For immediate release
Jan. 23, 2009
Contact: Pam Udall
cell: (512) 413-6807
Contact: Brent Annear
phone: (512) 370-1381
cell: (512) 656-7320
Imagine being faced with expensive medical bills. Then you discover your health insurance company has retroactively dropped your coverage. To make matters worse, the insurer revoked payment on all your medical bills it already paid on your behalf.
This action is called rescission, and it can and does happen: Some health insurers look for reasons to rescind a patient's health insurance so they can escape from paying his or her medical bills. The insurers dodge their promise to provide health coverage, especially when it becomes expensive for them. What's more, the patient does not get a chance to challenge the health insurer's action before the decision is final. The Texas Medical Association (TMA) wants to protect Texas patients from this ploy.
"We believe it is unconscionable for health insurers to enroll people, then abandon them if and when the patient needs care," says TMA President Josie R. Williams, MD. "The patient has no recourse, nobody to stand up for them."
Texas law currently gives health insurers the power to rescind patients' policies. TMA believes instead patients deserve to have an independent review organization study the insurer's decision before any action is taken. TMA also believes insurers should give patients fair warning. "Patients deserve a heads-up that the insurer intends to terminate their policy, and they also deserve a chance to fix an honest mistake before being cut off," says Albert Gros, MD, chair of TMA's Council on Legislation. "To use a tactic like this against a patient's unintentional mistake is clearly abusive."
Here is how the typical rescission scenario unfolds: Someone buys a health insurance policy, fills out all the application paperwork, and pays the premium.
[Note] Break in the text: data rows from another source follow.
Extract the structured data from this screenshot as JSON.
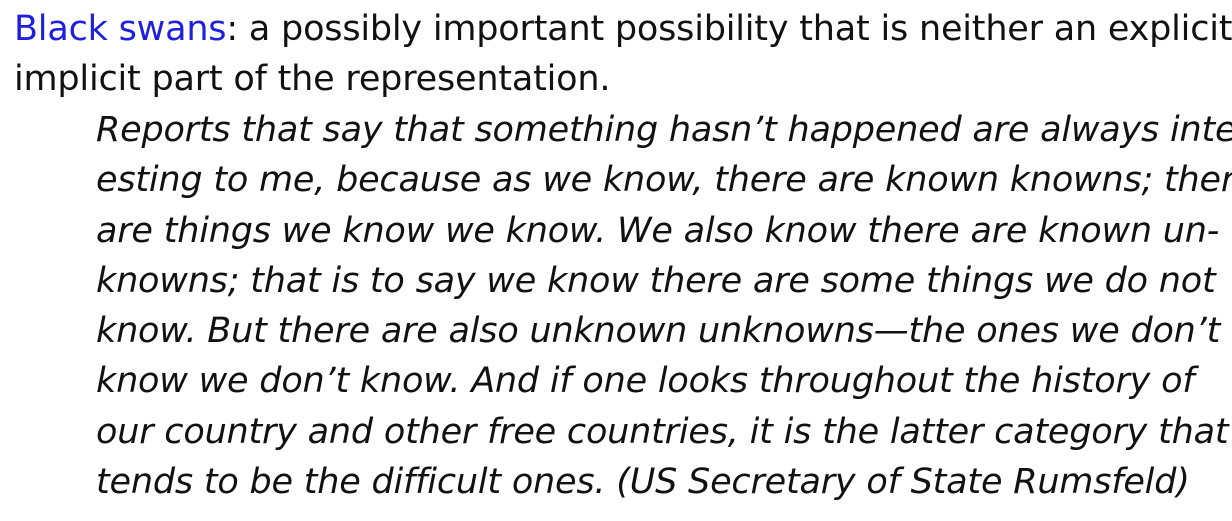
{
  "definition": {
    "term": "Black swans",
    "line1_rest": ": a possibly important possibility that is neither an explicit r",
    "line2": "implicit part of the representation."
  },
  "quote": {
    "lines": [
      "Reports that say that something hasn’t happened are always inter-",
      "esting to me, because as we know, there are known knowns; there",
      "are things we know we know. We also know there are known un-",
      "knowns; that is to say we know there are some things we do not",
      "know. But there are also unknown unknowns—the ones we don’t",
      "know we don’t know. And if one looks throughout the history of",
      "our country and other free countries, it is the latter category that",
      "tends to be the difficult ones. (US Secretary of State Rumsfeld)"
    ]
  },
  "colors": {
    "term": "#1f1fe0",
    "text": "#111111",
    "background": "#ffffff"
  }
}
Later the person needs medical care and submits the claims to his or her health insurer. Rather than pay the bills, the insurer pores through the patient's paperwork in hopes of finding an "out" - a mistake or omission the person made on his or her application. If it finds an error or omission, the insurance company rescinds the policy on the grounds of the mistake rather than continue to pay the person's medical bills. What's worse, the insurer then attempts to reclaim all previous payments it made under the policy. The company tells everyone who provided that patient's care while he or she was insured - hospitals, doctors, and others - that they are taking the money back.
Egregious examples are surfacing in news reports.
The Fort Worth Star-Telegram reported last summer about a Waxahachie woman who was diagnosed with breast cancer and was scheduled for a double mastectomy. But days before the surgery her insurance company, Blue Cross and Blue Shield of Texas, canceled her insurance. Its reason? She did not disclose a prior medical condition - acne - on her insurance application. She asked her congressman for help. Months later, at the congressman's urging, Blue Cross reinstated the patient's insurance, and she rescheduled her surgery. A spokeswoman for Blue Cross said health privacy laws limit her ability to discuss the patient's situation. But she told the Star-Telegram that patients have a right to appeal policy cancellations. Meanwhile, the Waxahachie patient believes her delay in care caused by her health insurer's red tape may eventually cost her life.
In another case, the Associated Press reported in February 2008 that one of California's largest health insurers, Health Net Inc., improperly paid bonuses to staff who canceled the most policies by finding similar application errors. The news report revealed that Health Net Inc. in 2004 dropped the coverage of a cancer patient in the middle of her treatments. Early this year a judge intervened, ordering the company to pay the woman's outstanding medical bills plus damages, a total of $9 million. In a lawsuit, the city of Los Angeles charged Health Net with improperly rescinding 1,600 policies in a similar manner. The article reported Health Net would implement a freeze on policy cancellations until the company sets up a third-party review panel to scrutinize cases, and it would review training procedures. "Obviously we regret the way that this has turned out, but we are intent on fixing the processes to maintain the public trust," Health Net spokesman David Olson said in the article.
Though this is not yet a common occurrence in Texas, TMA wants to protect patients from ever facing this situation.
"Health insurance applications are so confusing, sometimes people make honest mistakes in completing them," says Dr. Williams. "Insurers should not be allowed to shake a patient's world this way, and risk their health and life, over technicalities."
TMA recognizes that fraud does exist; some people intentionally commit errors or omit information from their medical histories when applying for coverage. The independent review that TMA is pushing for would identify when policyholders were intentionally deceptive. And the independent review would protect patients who made honest mistakes and whose coverage their insurer is arbitrarily attempting to rescind.
"This is another example of how patients need transparency and accountability in the health insurance market. TMA is hoping to win that transparency for them," adds Dr. Gros.
This is one of six health insurance reforms in TMA's 2009 legislative platform , titled Health Insurance Code of Conduct 2009 .
TMA is the largest state medical society in the nation, representing more than 43,000 physician and medical student members. It is located in Austin and has 120 component county medical societies around the state. TMA's key objective since 1853 is to improve the health of all Texans.